Bagi Green, durian bukanlah buah yang menyenangkan, dan aroma khasnya menjadi tantangan tersendiri. Soekarno mendesak Green untuk mencicipi durian di depan undangan lainnya, dan situasi ini mempermalukan dia sebagai utusan negara besar.
Peristiwa itu menjadi simbol dari ketegangan antara dua budaya yang berbeda. Di satu sisi ada Soekarno yang ingin menunjukkan kebanggaan budaya lokal, sedangkan di sisi lain ada Green yang terjebak dalam situasi yang tak nyaman.
Legitimasi dan Taktik Diplomatik di Pelabuhan Ratu
Selain insiden durian, Green juga menghadapi tantangan lain saat diundang Soekarno ke Pelabuhan Ratu. Tempat tersebut terkenal dengan mitos dan legenda seputar Nyi Roro Kidul, ratu dari laut selatan. Keberadaan legenda ini menjadi ketakutan tersendiri bagi Green, khususnya terkait pakaian yang harus dikenakan.
Dalam sebuah cerita yang terkenal, seorang pejabat Bulgaria dikabarkan tewas di sana dan diyakini dengan pakaian hijau. Green yang awalnya skeptis terhadap cerita-cerita mitos semacam itu, mendadak merasakan ketakutan saat menyadari namanya, “Green,” dapat diasosiasikan dengan warna hijau yang disukai Nyi Roro Kidul.

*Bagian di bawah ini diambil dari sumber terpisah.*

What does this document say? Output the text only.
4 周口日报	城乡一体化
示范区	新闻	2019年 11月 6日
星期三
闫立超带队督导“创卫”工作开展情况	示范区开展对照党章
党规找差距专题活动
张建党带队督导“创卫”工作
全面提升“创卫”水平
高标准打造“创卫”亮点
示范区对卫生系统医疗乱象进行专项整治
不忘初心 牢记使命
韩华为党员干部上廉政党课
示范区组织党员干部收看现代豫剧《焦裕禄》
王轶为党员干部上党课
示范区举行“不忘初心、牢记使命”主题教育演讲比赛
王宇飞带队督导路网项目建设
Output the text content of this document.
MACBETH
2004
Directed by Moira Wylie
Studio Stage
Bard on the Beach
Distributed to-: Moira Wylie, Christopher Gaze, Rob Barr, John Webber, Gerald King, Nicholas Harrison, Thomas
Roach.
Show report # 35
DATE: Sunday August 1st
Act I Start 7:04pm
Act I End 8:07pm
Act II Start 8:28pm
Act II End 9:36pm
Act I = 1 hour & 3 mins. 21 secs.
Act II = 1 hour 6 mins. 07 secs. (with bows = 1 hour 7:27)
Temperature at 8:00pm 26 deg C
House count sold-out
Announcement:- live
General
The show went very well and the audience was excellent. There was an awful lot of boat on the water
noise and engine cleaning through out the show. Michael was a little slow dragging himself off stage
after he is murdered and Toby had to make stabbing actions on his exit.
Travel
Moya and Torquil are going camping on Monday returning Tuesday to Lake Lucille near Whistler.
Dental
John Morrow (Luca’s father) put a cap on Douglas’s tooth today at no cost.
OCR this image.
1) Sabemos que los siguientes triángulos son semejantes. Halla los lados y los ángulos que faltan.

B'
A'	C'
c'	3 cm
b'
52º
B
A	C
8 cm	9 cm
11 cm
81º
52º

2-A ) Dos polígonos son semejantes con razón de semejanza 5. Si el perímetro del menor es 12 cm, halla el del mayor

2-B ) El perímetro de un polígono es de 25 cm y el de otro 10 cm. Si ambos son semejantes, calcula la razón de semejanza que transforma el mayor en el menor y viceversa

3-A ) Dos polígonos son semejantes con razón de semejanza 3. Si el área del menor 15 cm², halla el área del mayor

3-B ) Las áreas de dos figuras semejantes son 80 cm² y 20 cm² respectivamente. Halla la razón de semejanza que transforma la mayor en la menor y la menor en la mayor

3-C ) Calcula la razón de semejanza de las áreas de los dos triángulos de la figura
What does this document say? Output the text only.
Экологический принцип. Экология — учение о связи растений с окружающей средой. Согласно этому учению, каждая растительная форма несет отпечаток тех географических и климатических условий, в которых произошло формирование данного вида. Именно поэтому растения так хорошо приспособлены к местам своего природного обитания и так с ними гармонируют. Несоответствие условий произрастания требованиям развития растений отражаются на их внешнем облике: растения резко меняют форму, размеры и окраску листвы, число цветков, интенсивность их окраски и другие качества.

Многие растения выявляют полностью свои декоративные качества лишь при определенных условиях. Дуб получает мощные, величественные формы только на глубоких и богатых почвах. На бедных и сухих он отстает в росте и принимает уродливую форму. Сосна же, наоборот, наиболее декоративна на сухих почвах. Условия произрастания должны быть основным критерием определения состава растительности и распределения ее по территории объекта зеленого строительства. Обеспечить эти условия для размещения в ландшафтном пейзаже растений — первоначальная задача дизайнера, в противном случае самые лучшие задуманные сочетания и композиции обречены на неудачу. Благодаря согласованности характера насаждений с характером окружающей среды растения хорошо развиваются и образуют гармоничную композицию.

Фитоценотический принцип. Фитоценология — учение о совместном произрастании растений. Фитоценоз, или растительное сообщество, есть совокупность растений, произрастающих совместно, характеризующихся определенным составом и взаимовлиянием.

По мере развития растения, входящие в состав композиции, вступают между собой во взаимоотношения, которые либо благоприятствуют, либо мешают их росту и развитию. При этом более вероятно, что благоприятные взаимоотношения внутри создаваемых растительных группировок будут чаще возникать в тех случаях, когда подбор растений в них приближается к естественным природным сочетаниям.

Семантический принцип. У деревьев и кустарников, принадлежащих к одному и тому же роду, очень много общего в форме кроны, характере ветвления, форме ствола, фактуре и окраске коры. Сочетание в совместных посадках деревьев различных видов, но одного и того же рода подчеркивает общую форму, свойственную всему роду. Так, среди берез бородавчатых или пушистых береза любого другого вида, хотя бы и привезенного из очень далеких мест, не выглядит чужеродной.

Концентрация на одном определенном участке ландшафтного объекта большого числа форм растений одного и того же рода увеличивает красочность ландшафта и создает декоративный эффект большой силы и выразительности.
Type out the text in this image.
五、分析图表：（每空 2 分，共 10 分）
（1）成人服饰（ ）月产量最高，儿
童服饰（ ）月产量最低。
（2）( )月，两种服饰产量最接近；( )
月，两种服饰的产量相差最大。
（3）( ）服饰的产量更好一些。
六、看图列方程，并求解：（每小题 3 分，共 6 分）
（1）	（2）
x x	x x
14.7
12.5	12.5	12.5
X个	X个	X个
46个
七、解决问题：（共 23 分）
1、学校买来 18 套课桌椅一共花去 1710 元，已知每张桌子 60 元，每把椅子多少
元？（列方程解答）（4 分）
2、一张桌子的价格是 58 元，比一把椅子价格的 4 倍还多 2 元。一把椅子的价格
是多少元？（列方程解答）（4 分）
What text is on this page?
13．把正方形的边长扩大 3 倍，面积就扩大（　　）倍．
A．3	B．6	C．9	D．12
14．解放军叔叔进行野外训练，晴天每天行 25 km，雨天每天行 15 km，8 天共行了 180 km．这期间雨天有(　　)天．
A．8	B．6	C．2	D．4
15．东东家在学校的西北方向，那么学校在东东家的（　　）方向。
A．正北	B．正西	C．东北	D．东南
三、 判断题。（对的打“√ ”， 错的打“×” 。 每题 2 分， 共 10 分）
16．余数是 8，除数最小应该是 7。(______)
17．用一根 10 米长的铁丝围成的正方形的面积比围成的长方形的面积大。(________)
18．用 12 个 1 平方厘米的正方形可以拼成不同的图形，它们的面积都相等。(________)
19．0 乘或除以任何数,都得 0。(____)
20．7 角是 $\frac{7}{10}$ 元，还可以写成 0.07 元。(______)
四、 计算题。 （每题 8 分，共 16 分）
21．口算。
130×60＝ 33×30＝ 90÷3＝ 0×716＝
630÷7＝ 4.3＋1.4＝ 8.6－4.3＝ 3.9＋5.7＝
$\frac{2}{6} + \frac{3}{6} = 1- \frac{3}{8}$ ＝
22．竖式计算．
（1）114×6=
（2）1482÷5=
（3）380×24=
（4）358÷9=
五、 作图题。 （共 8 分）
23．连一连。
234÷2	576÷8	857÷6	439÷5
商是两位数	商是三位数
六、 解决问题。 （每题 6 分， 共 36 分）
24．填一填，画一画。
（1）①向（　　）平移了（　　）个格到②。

Hal ini menciptakan dilema bagi Green yang merasa tekanan psikologis untuk tidak hanya menghadiri acara tersebut, tetapi juga mengenakan pakaian yang sesuai dan menghindari kesan bahwa dirinya menantang mitos lokal.
Refleksi atas Hubungan Diplomatik yang Sulit
Pada akhirnya, masa jabatan Marshall Green sebagai Duta Besar di Indonesia sampai 1969 mencerminkan dinamika hubungan yang rumit dan sering kali sulit antara kedua negara. Pengalaman Green selama di Jakarta tak hanya menjadi catatan sejarah, tetapi juga sebuah pelajaran mengenai bagaimana diplomasi dan kebudayaan bisa berbaur menjadi tantangan tersendiri.
Green menyaksikan jatuhnya Soekarno dan naiknya Soeharto, yang menandai perubahan besar dalam politik Indonesia. Pengalaman ini semakin menegaskan bahwa setiap diplomat membawa serta narasi negara mereka dan juga berkontribusi pada sejarah yang lebih besar.
Kisah pertemuan antara Green dan Soekarno mengajarkan kita bahwa diplomasi tidak hanya berkaitan dengan pernyataan resmi dan perjanjian, tetapi juga melibatkan interaksi manusiawi yang membawa konteks budaya dan psikologis yang dalam. Ini adalah bagian penting yang sering kali dilupakan dalam kajian hubungan internasional.